I'm glad my bosses have been always focused on efficiency. The thing is, they are aware of the tasks you are doing and if you are taking long hours to churn out a mediocre piece of work, they will simply think you are incompetent. The bosses I've worked for never hesitated to say "don't fucking facetime with me."

 

You can trace a lot of that to the culture. Depending on where you are or what group I feel that a lot of it seems to be a pissing contest.

Any other industry (for the most part) people would be embarrassed or looked at in concern if they told a friend or acquaintance they work 80+ hours a week. In Wall St. culture it is looked at as "badass". I think psychology might have something to do with it but at the end of the day, it is just the "pissing contest culture" speaking.

"Oh, you worked 100 hours last week? I haven't slept in 3 days. Ya, I'm fine!"

Ludacris.

 

I think this is spot on - saw this all the time in my last job when we were doing random projects that went high up in the org. or to the BOD .... guys would stay till 11 pm changing font colors and making bullets different styles, go home and rest for a couple hours then email it to our boss at 3 am.

Whenever there was an error our boss would say "Well... Billy here probably couldn't even see straight at 3 am last night ..Am I right or what ha! ... reminds me of my investment banking days boys..."

but if you left at 8 pm with the same amount of work done you would just get super passive aggressive vibes from the boss, so there was that trade-off.

 

part of the issue is that going home at 8 ends up getting you staffed -- so you stay until 9:30 dicking around. otherwise, you end up staying until 11 the next couple days because people saw you going home at 8 and decided you had capacity to take on that additional bullshit pitch.

it's not analysts pretending to be busy to be 'macho.' it's a survival technique.

 

Cannot agree more. I have had good relationship with one of those "crazy busy" colleagues who were simply not good at what they were doing .... and needed to take 80+ hours weeks to accomplish 50% of what other people do in a normal 40-60 hour week.
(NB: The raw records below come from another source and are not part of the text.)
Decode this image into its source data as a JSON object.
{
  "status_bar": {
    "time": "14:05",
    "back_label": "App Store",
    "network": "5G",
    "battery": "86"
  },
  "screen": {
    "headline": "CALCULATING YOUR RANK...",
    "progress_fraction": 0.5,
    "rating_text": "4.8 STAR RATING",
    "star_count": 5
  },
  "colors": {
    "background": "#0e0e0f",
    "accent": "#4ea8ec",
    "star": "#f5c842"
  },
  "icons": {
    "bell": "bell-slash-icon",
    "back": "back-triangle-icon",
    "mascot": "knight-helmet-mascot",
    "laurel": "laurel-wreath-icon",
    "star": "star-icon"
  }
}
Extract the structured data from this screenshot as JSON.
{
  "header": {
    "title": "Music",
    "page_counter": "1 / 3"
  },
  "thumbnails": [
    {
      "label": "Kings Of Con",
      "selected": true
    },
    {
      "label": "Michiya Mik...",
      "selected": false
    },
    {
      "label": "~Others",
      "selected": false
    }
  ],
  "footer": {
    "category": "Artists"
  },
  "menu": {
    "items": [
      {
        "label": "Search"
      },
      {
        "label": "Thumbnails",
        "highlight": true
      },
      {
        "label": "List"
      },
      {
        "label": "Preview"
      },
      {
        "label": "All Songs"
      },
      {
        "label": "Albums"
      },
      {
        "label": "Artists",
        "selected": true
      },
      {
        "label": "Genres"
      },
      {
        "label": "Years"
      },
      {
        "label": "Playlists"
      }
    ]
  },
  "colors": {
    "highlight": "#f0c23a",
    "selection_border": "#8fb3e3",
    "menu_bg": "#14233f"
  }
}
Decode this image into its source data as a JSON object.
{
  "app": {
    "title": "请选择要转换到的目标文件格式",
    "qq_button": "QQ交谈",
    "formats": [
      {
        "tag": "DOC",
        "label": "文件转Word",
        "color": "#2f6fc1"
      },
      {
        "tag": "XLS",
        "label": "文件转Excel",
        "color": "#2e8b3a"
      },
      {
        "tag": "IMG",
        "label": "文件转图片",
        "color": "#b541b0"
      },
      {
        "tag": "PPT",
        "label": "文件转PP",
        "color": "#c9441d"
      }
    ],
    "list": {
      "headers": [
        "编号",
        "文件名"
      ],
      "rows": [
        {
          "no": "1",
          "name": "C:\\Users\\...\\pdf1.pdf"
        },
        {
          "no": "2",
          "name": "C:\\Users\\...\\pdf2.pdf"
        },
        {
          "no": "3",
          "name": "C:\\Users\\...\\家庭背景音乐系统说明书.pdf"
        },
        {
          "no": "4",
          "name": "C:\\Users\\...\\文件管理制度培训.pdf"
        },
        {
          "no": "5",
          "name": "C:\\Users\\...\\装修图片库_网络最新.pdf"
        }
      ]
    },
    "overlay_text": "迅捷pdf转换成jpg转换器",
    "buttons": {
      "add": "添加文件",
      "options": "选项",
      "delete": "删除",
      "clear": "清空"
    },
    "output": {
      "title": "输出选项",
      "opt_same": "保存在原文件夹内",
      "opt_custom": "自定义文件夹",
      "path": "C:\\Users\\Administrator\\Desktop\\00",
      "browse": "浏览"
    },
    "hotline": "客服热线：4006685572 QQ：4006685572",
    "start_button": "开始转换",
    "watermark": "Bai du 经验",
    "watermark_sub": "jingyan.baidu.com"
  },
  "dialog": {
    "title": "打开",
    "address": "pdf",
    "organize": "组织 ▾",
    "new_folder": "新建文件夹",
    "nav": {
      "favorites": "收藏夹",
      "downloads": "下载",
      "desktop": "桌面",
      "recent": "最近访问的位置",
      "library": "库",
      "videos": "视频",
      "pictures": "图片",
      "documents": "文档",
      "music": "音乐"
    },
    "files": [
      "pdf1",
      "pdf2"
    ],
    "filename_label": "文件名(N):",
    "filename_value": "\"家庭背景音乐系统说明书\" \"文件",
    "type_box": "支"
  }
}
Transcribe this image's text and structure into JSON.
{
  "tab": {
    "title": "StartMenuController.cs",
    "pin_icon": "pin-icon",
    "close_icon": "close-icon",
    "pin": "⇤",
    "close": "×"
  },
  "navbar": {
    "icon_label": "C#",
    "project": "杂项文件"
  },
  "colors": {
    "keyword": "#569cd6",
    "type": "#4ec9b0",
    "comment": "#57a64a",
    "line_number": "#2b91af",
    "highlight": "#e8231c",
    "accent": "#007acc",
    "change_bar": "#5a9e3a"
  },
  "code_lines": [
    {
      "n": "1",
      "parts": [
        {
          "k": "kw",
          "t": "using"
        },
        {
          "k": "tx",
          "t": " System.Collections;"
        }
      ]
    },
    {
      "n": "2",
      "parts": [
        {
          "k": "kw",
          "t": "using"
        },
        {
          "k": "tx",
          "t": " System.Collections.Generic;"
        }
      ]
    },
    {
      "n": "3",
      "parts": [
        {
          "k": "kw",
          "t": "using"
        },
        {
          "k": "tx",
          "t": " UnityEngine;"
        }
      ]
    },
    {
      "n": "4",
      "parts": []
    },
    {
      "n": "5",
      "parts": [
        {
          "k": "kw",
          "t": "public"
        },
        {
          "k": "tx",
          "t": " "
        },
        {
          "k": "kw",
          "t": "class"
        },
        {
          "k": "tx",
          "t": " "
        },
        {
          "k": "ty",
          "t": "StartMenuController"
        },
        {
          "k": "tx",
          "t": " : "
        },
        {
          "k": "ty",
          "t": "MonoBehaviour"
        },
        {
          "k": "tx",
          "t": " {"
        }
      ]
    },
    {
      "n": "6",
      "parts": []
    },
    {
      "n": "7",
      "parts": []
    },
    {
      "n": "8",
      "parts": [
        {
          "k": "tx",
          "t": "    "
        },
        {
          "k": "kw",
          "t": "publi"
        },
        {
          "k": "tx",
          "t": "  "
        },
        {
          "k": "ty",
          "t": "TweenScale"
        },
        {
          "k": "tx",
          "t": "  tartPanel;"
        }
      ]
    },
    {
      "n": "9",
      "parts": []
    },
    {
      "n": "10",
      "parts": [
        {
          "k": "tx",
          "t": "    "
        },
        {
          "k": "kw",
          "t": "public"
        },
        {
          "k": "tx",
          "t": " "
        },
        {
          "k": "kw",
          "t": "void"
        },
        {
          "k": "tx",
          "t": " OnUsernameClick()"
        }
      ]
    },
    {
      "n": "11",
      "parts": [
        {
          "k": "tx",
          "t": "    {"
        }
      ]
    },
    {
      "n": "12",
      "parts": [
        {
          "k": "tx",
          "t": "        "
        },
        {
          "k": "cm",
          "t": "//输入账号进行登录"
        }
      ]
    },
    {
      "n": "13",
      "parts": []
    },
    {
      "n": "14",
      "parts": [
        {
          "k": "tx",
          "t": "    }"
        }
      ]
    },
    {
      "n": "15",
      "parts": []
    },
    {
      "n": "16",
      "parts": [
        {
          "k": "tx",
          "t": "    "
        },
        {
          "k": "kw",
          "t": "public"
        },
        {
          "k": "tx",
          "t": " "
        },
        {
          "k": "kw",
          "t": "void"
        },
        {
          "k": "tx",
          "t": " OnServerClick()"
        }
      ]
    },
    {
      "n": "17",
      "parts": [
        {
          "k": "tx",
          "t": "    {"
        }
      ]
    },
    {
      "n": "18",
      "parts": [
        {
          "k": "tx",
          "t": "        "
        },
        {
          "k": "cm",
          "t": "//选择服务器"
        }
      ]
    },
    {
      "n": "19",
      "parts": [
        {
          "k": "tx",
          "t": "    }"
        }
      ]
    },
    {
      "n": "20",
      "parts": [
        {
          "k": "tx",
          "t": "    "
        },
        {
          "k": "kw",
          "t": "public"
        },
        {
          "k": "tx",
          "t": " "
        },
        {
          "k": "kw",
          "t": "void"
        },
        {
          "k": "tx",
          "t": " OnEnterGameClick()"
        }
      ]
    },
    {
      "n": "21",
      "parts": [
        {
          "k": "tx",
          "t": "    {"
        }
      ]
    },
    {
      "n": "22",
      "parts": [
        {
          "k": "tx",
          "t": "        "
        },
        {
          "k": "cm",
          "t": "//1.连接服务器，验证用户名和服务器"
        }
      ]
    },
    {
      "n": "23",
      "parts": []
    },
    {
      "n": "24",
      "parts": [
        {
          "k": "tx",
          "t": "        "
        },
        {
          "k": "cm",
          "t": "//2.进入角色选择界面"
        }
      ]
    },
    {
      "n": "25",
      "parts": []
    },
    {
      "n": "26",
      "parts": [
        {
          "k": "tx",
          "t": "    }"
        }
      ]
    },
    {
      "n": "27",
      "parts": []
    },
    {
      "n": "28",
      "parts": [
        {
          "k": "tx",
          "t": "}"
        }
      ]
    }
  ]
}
we used to go for coffee breaks together and he would complain the whole time about how busy he is and how much our boss must hate him for giving him so much work. And when he finally quit over "stressful work environment" , and our team were dividing up his work, we found that he literally only had 50% the workload of anyone else on the team.

 

I read somewhere lately that it is ridicolous to answer the Q: " How are you?" with "Very busy". Everyone has things going in their lives and additionally it is an annoying answer for both yourself and the person you're responding to. From my perspective giving other answers than busy results in a lot less personal stress!